La politique des transports en est un bel exemple. Entre 1970 et 2000, le nombre de voitures est passé de 62,5 millions à 175 millions. Un accroissement de l’ordre de 3 millions par ans a été estimé pour l’Europe des Quinze. Le transport de marchandises, par contre, comptera d’ici 2010 une augmentation de 50%.
L’encombrement des autoroutes par les poids lourds ne constitue pas seulement une entrave à la mobilité des particuliers, mais encore un coût substantiel : l’entretien des autoroutes coûterait six fois moins cher si celles-ci étaient uniquement utilisées par les voitures.
Le rêve de pouvoir transporter de la marchandise par le rail de Riga à Barcelone relève, à ce stade, de la science-fiction.
A l’aube de la privatisation des transports, l’on peut se demander si ce n’est pas le monde à l’envers. En tout cas, l’absence d’une coordination des grandes politiques d’infrastructures est totale. Et entre-temps, les quotas de Kyoto pour la réduction des émissions de CO2 entrent en application, alors que la part de marché du transport par rail de marchandises est passé de 21% en 1970 à 8,4% en 1998. Aux Etats-Unis d’Amérique, 40% de la marchandise se transporte par rail.
Conducteurs musicaux
L’avantage concurrentiel de la route est tel que la privatisation des chemins de fer présentera peu d’attrait pour le transport de marchandises. En attendant, les camions asphyxient les routes et les faiblesses du rail sont loin d’être éliminées. A considérer que de Charleroi à Paris un train de marchandises change cinq fois de conducteur, deux pour la Belgique, trois pour la France, et tous les arrêts pris en compte, 18 kms par heure sont la vitesse moyenne. Sur 20.000 trains, à peine la moitié arrivent à l’heure.
Il est évident que le rail a été le parent pauvre de l’investissement public et les quelques liftings opérés pour le transport des personnes – prouvant d’ailleurs que le train peut avoir de réels avantages par rapport à la voiture ou l’avion – ne compensent pas les déficits accumulés pour le transport de marchandise.
Chaque jour, dix hectares de terrain succombent au béton pour de nouvelles routes. En 1982, le PE avait cité le Conseil des ministres devant la Cour de justice pour inactivité. Le rapport de Jacques Delors a entamé la création des TEN’s, des réseaux transeuropéens. En 1996, une directive fixa un cadre de financement et une programmation des travaux.
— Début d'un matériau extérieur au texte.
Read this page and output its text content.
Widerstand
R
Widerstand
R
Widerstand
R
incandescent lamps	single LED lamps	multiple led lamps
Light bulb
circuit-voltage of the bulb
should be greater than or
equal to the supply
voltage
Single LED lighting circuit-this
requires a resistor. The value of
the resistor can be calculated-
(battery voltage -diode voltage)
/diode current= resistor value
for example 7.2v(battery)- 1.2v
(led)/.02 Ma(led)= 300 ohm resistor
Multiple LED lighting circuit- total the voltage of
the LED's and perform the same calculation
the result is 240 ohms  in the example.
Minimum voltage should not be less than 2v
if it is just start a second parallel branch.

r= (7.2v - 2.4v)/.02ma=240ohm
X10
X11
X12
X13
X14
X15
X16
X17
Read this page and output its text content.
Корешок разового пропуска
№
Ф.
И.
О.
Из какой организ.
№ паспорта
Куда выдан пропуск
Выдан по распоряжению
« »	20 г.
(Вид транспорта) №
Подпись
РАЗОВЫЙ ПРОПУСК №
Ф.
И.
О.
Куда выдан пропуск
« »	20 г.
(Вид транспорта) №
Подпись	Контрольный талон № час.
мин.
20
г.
A peine 20% des travaux prévus en 1996 sont entamés et il n’est pas assuré qu’en 2010 le but fixé en 1996 soit atteint. Les 12.600 km de réseaux à grande vitesse seraient terminés seulement dans vingt ans !
Quant au financement, l’exemple suisse donne des idées ! l’article 196 de la constitution helvétique retient que les grands projets pour dix-neuf milliards d’euros seront financés sur vingt ans par une taxe spéciale pour les poids lourds, les accises sur l’essence et 1% de relèvement de la TVA.
En 1859, le chemin de fer luxembourgeois rejoint les lignes internationales nord-sud et est-ouest. A la fin du XIXè siècle, il comprenait 525 km de rails. Le pays pauvre que nous étions à l’époque avait compris que sa jeune indépendance l’obligeait à organiser la mobilité par le rail et la route.
L’Europe nouvelle devra coordonner les grands enjeux. Le développement durable devra se faire par un rattrapage du rail par rapport à la route. Etant donné l’union personnelle entre environnement et transport, notre présidence aura une chance unique de faire avancer les choses – ce qui sera plus difficile que de gérer les droits acquis.